Presently, the Jews of Israel live surrounded by a Muslim community in the Middle East that is inimical to its physical existence. Even though some of them are willing to recognize the reality of Israel, others are vociferously proclaiming its upcoming destruction. This negative attitude has compelled Israeli Jews to turn to the right in the political spectrum, which has been, in my opinion, unhealthy for the long prospect of Israel. Palestinian Arabs and Israelis have no other choice but to accept the reality of each other, and make painful compromises in order to live in peace. This goal, however, appears to be unattainable today. Jews who live outside of Israel are also conflicted, some supporting the government of Israel, which is committed to build more settlements in Judea and Samaria, and others, like me, standing behind the opposition, which is against enlarging the settlements and in favor of a policy of compromise and accommodation. So, there is no Jewish unanimity on this subject. But, except for the Satmar Hasidim who are theologically opposed to Israel as a State, what unites all Jews today is the unequivocal commitment to the independence and sovereignty of Israel in its own land.

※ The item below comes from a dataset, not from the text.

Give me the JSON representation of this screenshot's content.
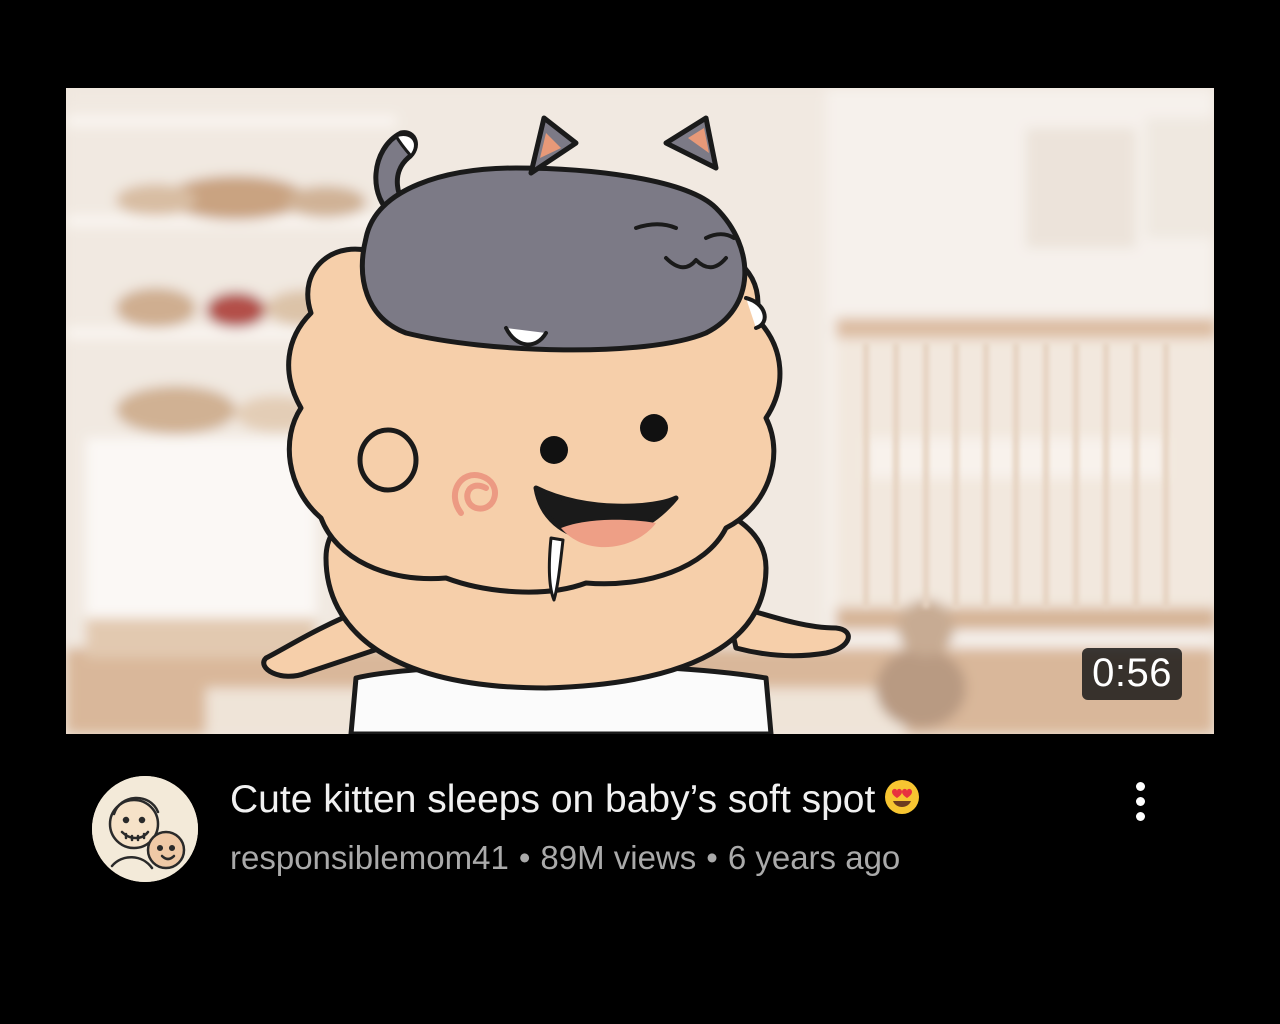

Jews have been the historical authors of many Holy Scriptures, such as the Bible and many rabbinic texts; they represent the foundation of our western civilization. Some consider the Bible as God’s word and therefore inerrant, and others, me among them, follow biblical criticism and view it as the product of many inspired individuals and schools of thought throughout the centuries. Is the Bible authoritative? Some Jews say, yes, because God wrote it. I consider it a major source of inspiration and as the basis for my own Judaism, but , being a fallible human document, the Bible is in no way binding. I spent all my life studying the Bible because it is part of our own tradition, warts and all, and still has something to teach us about human behavior and religious beliefs.